Like many High Holidays worshipers, Andrew Steinerman had traditionally dealt with the Yom Kippur prohibition on wearing leather footwear by turning to Converse’s classic Chuck Taylor high-top canvas basketball shoe.

Not anymore. This year the prominent Wall Street analyst sported a pair of black Crocs to his Modern Orthodox shul on the holiest day of the Jewish calendar.

And he wasn’t alone.

From secular beachgoers in Tel Aviv to right-wing Orthodox settlers in Hebron, Crocs – the bulbous-toed, open-back, rubber summer shoe – already were ubiquitous in Israel. Now, reports from several synagogues across America suggest, Crocs have surpassed Chuck Taylors, Keds, flip-flops and a host of other options to become the Yom Kippur shoe in the United States.

“It was so comfortable; I couldn’t believe how cushy it was,” said Steinerman, who opted for the subtle suit-matching black rather than one of the flashier Crocs colors. “Converse doesn’t have the right support. This was a big upgrade.”

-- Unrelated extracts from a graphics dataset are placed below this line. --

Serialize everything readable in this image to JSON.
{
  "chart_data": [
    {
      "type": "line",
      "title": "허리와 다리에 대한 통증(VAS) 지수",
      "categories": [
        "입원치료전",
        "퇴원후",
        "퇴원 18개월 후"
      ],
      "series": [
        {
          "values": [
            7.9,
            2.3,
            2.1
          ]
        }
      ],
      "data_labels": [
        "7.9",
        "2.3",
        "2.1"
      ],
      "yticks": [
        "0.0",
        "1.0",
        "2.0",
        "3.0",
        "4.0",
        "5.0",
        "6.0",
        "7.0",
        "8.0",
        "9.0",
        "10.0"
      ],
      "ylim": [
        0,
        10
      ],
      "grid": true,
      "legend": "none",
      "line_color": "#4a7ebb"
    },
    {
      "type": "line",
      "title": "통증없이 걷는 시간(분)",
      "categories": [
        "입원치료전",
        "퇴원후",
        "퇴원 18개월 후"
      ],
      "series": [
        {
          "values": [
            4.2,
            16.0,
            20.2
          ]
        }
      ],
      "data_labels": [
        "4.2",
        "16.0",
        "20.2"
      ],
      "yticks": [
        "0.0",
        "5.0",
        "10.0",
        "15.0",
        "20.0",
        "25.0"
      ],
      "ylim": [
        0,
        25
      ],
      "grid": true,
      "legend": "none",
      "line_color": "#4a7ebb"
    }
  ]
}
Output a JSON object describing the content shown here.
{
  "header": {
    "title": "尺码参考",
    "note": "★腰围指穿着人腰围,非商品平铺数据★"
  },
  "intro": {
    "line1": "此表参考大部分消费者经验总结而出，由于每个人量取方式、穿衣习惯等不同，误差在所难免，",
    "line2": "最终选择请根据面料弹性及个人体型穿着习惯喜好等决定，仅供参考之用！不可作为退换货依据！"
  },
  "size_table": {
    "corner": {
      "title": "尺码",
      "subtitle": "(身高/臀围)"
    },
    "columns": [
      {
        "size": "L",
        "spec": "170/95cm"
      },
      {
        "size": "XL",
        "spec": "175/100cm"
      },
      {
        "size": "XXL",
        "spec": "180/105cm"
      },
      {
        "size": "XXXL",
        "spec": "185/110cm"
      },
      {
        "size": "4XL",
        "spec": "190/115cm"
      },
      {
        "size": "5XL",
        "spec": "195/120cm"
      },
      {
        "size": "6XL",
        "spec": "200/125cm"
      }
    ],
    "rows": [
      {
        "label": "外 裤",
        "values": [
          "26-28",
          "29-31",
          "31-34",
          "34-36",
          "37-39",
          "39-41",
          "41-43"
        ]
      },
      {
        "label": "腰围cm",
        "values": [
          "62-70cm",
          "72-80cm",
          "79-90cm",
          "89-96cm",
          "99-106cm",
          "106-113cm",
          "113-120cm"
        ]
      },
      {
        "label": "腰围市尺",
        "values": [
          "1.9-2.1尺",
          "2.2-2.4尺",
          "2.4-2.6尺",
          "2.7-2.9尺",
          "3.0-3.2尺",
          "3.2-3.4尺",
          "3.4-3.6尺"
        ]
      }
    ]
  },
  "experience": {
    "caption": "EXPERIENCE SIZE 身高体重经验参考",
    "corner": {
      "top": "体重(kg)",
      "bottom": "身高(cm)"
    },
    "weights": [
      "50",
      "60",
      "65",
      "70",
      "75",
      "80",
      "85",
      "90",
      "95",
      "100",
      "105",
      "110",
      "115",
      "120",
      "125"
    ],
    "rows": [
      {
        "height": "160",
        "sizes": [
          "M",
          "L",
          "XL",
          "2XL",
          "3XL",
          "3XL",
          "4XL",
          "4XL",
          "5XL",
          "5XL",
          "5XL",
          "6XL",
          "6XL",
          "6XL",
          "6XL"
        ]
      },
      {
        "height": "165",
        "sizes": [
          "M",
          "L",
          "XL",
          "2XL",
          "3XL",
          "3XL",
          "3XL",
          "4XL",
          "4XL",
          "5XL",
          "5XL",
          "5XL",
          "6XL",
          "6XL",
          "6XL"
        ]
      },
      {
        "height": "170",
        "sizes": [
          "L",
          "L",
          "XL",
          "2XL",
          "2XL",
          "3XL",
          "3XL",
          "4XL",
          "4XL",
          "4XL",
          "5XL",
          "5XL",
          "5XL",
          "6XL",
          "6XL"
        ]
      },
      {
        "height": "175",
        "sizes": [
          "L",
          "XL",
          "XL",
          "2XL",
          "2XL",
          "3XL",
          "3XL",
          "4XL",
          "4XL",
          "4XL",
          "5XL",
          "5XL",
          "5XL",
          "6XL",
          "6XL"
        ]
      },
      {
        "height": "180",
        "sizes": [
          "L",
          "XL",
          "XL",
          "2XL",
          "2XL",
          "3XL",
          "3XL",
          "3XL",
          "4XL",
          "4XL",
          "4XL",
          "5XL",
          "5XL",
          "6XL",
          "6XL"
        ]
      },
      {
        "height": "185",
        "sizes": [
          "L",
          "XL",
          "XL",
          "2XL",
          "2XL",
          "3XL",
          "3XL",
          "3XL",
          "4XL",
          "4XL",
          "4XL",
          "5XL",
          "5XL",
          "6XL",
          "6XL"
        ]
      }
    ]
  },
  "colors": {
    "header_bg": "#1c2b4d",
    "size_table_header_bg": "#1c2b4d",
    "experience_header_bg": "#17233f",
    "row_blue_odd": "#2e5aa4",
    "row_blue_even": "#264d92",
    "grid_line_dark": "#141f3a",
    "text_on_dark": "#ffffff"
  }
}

Appparently too big of an upgrade for the haredi world’s most revered rabbi.

Ynet reports:

Rabbi Elyashiv of the Lithuanian stream of ultra-Orthodoxy has ruled that it is best not to wear Crocs shoes on Yom Kippur even though they are not made out of leather and, therefore, would seemingly be permissible for the holiday. His reasoning behind the ruling is that they are too comfortable, and thus don’t provide the level of suffering one should feel on the holiday.

Leather is traditionally not worn on Yom Kippur as a symbol of humility and increased humanity on the atonement holiday.

The halachic ruling came in response to a question posed to the rabbi by a young yeshiva student asking whether it is permissible to wear on Yom Kippur shoes one would normally wear throughout the year. In response, the rabbi ruled it is best to avoid wearing Crocs on the holiday. "It is permissible legalistically, but it is inadvisable," said Rabbi Elyashiv.

The decision adds even more poignancy to Allison Hoffman’s take in Tablet on the important question of what to put on your feet for this leatherless Day of Atonement:

For some of us, the real deprivation presented by Yom Kippur is not food, or even caffeine. It’s shoes—leather ones, to be precise. Rabbinic tradition, naturally, offers an array of explanations for why—leather shoes are considered a luxury; leather footwear was forbidden in the Temple; the need for shoes is a reminder of the sins of Eden. The real question, in practice, is what to wear instead.